9. Allen Toussaint – 	"Life"

10. Shannon McNally – 	"Street People"

11. Dave Malone – 	"Goodnight, Irene"

12. Monk Boudreaux – 	"Big Chief"

13. Widespread Panic and The Dirty Dozen Brass Band – 	"Familiar Reality"

14. Warren Haynes – 	"You Lie"

15. Chuck Leavell – 	"Traveling Mood"

16. Ryan Bingham – 	"Back By The River"

17. John Boutté – 	"Let’s Make A Better World"

18. Mavis Staples – 	"Lay My Burden Down"

19. John Fogerty – 	"New Orleans"

20. Dr. John and Terence Blanchard – 	"Come Rain Or Come Shine"

21. Dr. John and Sarah Morrow – 	"I Walk On Guilded Splinters"

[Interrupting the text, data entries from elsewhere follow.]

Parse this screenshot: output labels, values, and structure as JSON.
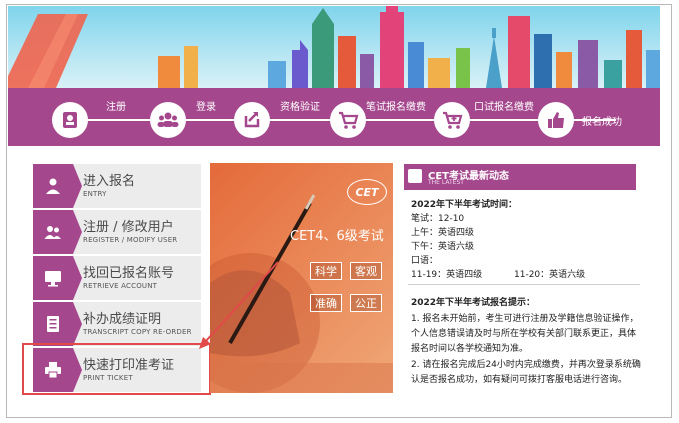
{
  "steps": [
    {
      "label": "注册",
      "icon": "user-card-icon"
    },
    {
      "label": "登录",
      "icon": "users-icon"
    },
    {
      "label": "资格验证",
      "icon": "refresh-icon"
    },
    {
      "label": "笔试报名缴费",
      "icon": "cart-icon"
    },
    {
      "label": "口试报名缴费",
      "icon": "cart-plus-icon"
    },
    {
      "label": "报名成功",
      "icon": "thumbs-up-icon"
    }
  ],
  "menu": [
    {
      "zh": "进入报名",
      "en": "ENTRY",
      "icon": "person-icon"
    },
    {
      "zh": "注册 / 修改用户",
      "en": "REGISTER / MODIFY USER",
      "icon": "users-icon"
    },
    {
      "zh": "找回已报名账号",
      "en": "RETRIEVE ACCOUNT",
      "icon": "monitor-icon"
    },
    {
      "zh": "补办成绩证明",
      "en": "TRANSCRIPT COPY RE-ORDER",
      "icon": "list-icon"
    },
    {
      "zh": "快速打印准考证",
      "en": "PRINT TICKET",
      "icon": "printer-icon"
    }
  ],
  "poster": {
    "logo": "CET",
    "title": "CET4、6级考试",
    "tags": [
      "科学",
      "客观",
      "准确",
      "公正"
    ]
  },
  "news": {
    "title": "CET考试最新动态",
    "subtitle": "THE LATEST",
    "section1_title": "2022年下半年考试时间：",
    "written_label": "笔试：12-10",
    "am": "上午：英语四级",
    "pm": "下午：英语六级",
    "oral_label": "口语：",
    "oral_1": "11-19：英语四级",
    "oral_2": "11-20：英语六级",
    "section2_title": "2022年下半年考试报名提示：",
    "tip1_l1": "1. 报名未开始前，考生可进行注册及学籍信息验证操作，",
    "tip1_l2": "个人信息错误请及时与所在学校有关部门联系更正，具体",
    "tip1_l3": "报名时间以各学校通知为准。",
    "tip2_l1": "2. 请在报名完成后24小时内完成缴费，并再次登录系统确",
    "tip2_l2": "认是否报名成功，如有疑问可拨打客服电话进行咨询。"
  },
  "colors": {
    "brand": "#a5478d",
    "menu_bg": "#ececec",
    "highlight": "#e24a4a",
    "poster": "#e46a3a"
  }
}
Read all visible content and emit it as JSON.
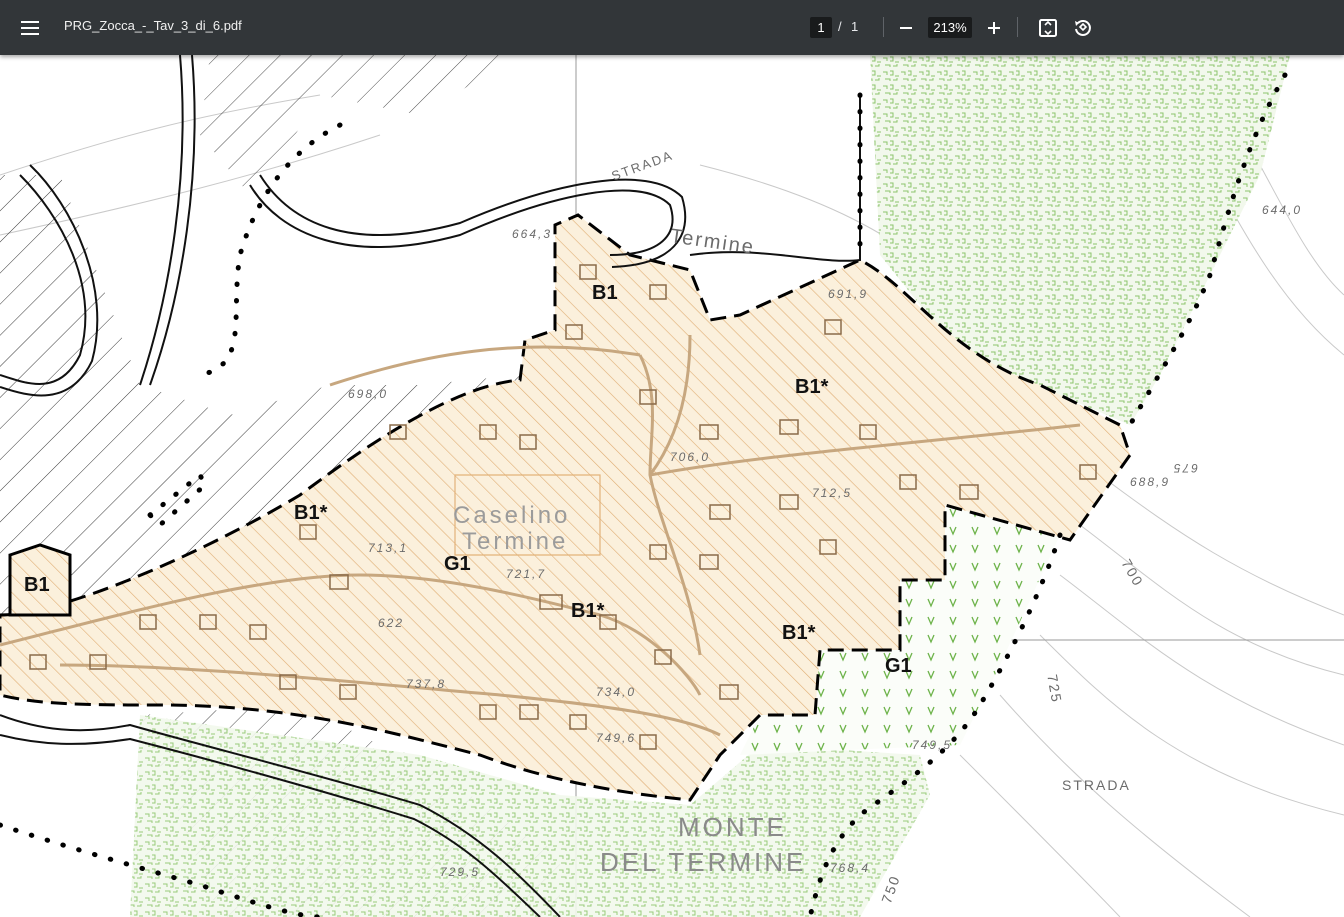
{
  "toolbar": {
    "title": "PRG_Zocca_-_Tav_3_di_6.pdf",
    "page_current": "1",
    "page_separator": "/",
    "page_total": "1",
    "zoom": "213%",
    "icons": [
      "menu-icon",
      "zoom-out-icon",
      "zoom-in-icon",
      "fit-page-icon",
      "rotate-icon"
    ]
  },
  "map": {
    "zone_labels": {
      "b1_top": "B1",
      "b1_left": "B1",
      "b1star_top_right": "B1*",
      "b1star_left": "B1*",
      "b1star_center": "B1*",
      "b1star_right": "B1*",
      "g1_center": "G1",
      "g1_right": "G1"
    },
    "place_labels": {
      "caselino": "Caselino",
      "termine_small": "Termine",
      "termine_top": "Termine",
      "strada_top": "STRADA",
      "strada_right": "STRADA",
      "monte": "MONTE",
      "del_termine": "DEL TERMINE"
    },
    "elevations": [
      "664,3",
      "691,9",
      "698,0",
      "706,0",
      "712,5",
      "688,9",
      "644,0",
      "675",
      "713,1",
      "721,7",
      "622",
      "737,8",
      "734,0",
      "749,6",
      "749,5",
      "768,4",
      "729,5",
      "750",
      "725",
      "700"
    ],
    "colors": {
      "zone_fill": "#f9ecd6",
      "zone_hatch": "#e2b27a",
      "green_pattern": "#7fbf5a",
      "green_fill": "#eef6e6",
      "boundary": "#000000"
    }
  }
}
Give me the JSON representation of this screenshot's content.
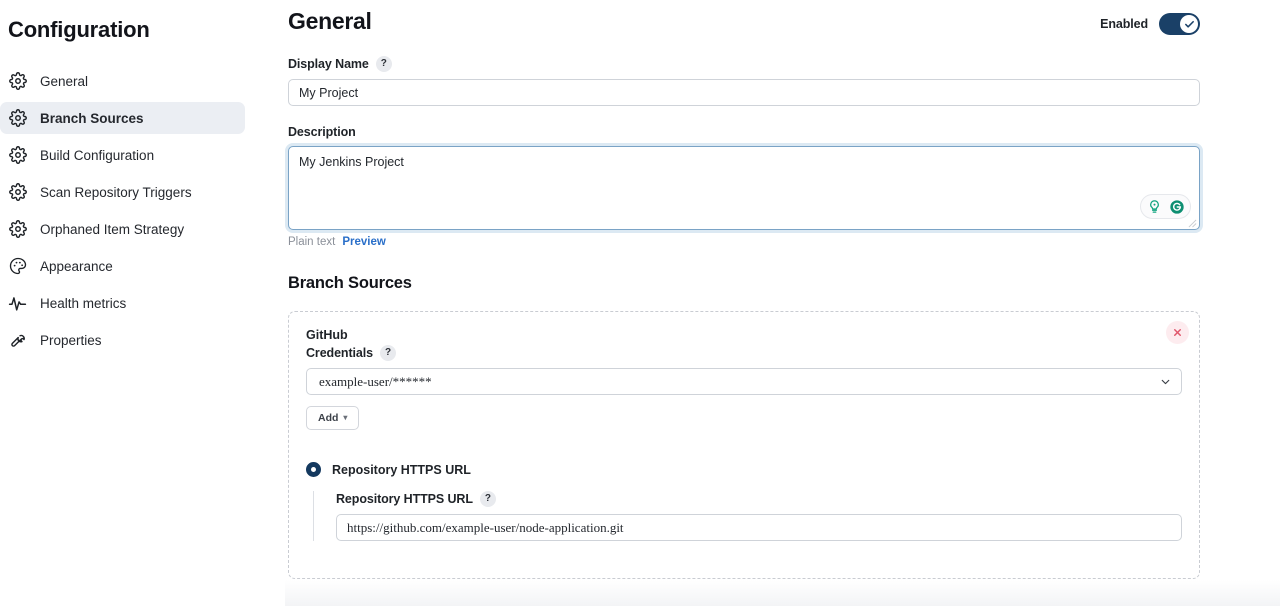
{
  "sidebar": {
    "title": "Configuration",
    "items": [
      {
        "label": "General",
        "icon": "gear-icon",
        "active": false
      },
      {
        "label": "Branch Sources",
        "icon": "gear-icon",
        "active": true
      },
      {
        "label": "Build Configuration",
        "icon": "gear-icon",
        "active": false
      },
      {
        "label": "Scan Repository Triggers",
        "icon": "gear-icon",
        "active": false
      },
      {
        "label": "Orphaned Item Strategy",
        "icon": "gear-icon",
        "active": false
      },
      {
        "label": "Appearance",
        "icon": "palette-icon",
        "active": false
      },
      {
        "label": "Health metrics",
        "icon": "pulse-icon",
        "active": false
      },
      {
        "label": "Properties",
        "icon": "wrench-icon",
        "active": false
      }
    ]
  },
  "header": {
    "title": "General",
    "enabled_label": "Enabled",
    "enabled_state": "on",
    "toggle_color": "#1a4067"
  },
  "general": {
    "display_name": {
      "label": "Display Name",
      "help": "?",
      "value": "My Project"
    },
    "description": {
      "label": "Description",
      "value": "My Jenkins Project",
      "markup_type": "Plain text",
      "preview_link": "Preview",
      "assistant_icons": [
        "lightbulb-icon",
        "codemie-g-icon"
      ],
      "accent_color": "#0e8f72"
    }
  },
  "branch_sources": {
    "heading": "Branch Sources",
    "source": {
      "title": "GitHub",
      "delete_label": "×",
      "delete_color": "#e0566b",
      "credentials": {
        "label": "Credentials",
        "help": "?",
        "selected": "example-user/******"
      },
      "add_button": {
        "label": "Add",
        "caret": "▾"
      },
      "repository": {
        "radio_label": "Repository HTTPS URL",
        "radio_selected": true,
        "field_label": "Repository HTTPS URL",
        "help": "?",
        "value": "https://github.com/example-user/node-application.git"
      }
    }
  }
}
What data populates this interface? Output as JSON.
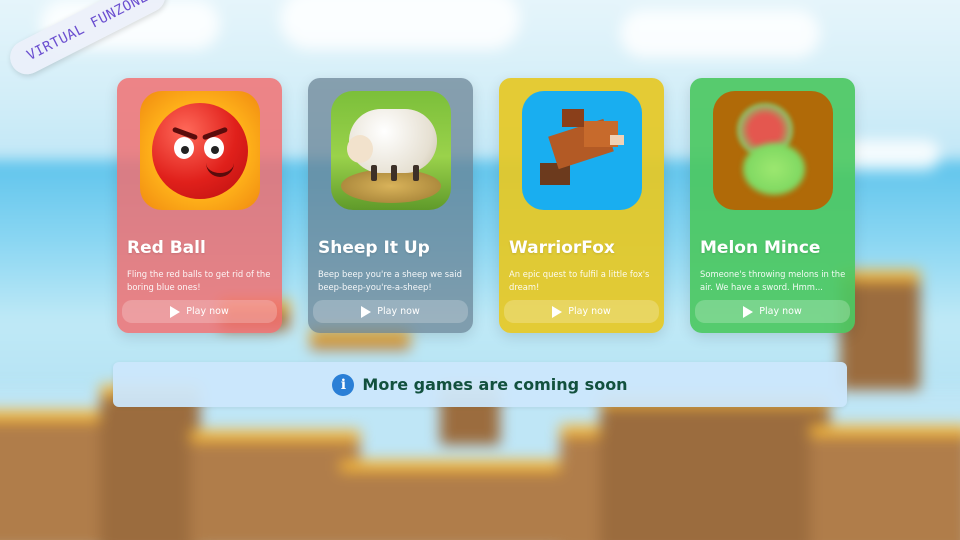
{
  "badge": {
    "text": "VIRTUAL FUNZONE"
  },
  "cards": [
    {
      "title": "Red Ball",
      "description": "Fling the red balls to get rid of the boring blue ones!",
      "play_label": "Play now",
      "color": "#f26c6e",
      "thumbnail": "red-ball-thumbnail"
    },
    {
      "title": "Sheep It Up",
      "description": "Beep beep you're a sheep we said beep-beep-you're-a-sheep!",
      "play_label": "Play now",
      "color": "#677f92",
      "thumbnail": "sheep-thumbnail"
    },
    {
      "title": "WarriorFox",
      "description": "An epic quest to fulfil a little fox's dream!",
      "play_label": "Play now",
      "color": "#e5c826",
      "thumbnail": "fox-thumbnail"
    },
    {
      "title": "Melon Mince",
      "description": "Someone's throwing melons in the air. We have a sword. Hmm...",
      "play_label": "Play now",
      "color": "#4cc862",
      "thumbnail": "melon-thumbnail"
    }
  ],
  "notice": {
    "icon": "info-icon",
    "icon_glyph": "i",
    "text": "More games are coming soon"
  },
  "colors": {
    "notice_bg": "#cce7fc",
    "notice_text": "#12513e",
    "info_icon": "#2a7fd6",
    "badge_text": "#6b4fd0"
  }
}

22. Dr. John and Sarah Morrow – 	"Such a Night"

==Personnel==
- Guitar: Brint Anderson, Brian Stoltz
- Bass: Don Was
- Drums: Kenny Aronoff, Doug Belote
- Keyboards: John Gros
- Saxophone: Khris Royal
- Trumpet: Bobby Campo
- Trombone: Mark Mullins
- Background Vocals: Alfreda McCrary, Ann McCrary, Regina McCrary

==Reception==
Hal Horowitz of American Songwriter gave the album a rating of 4.5 out of 5 stars.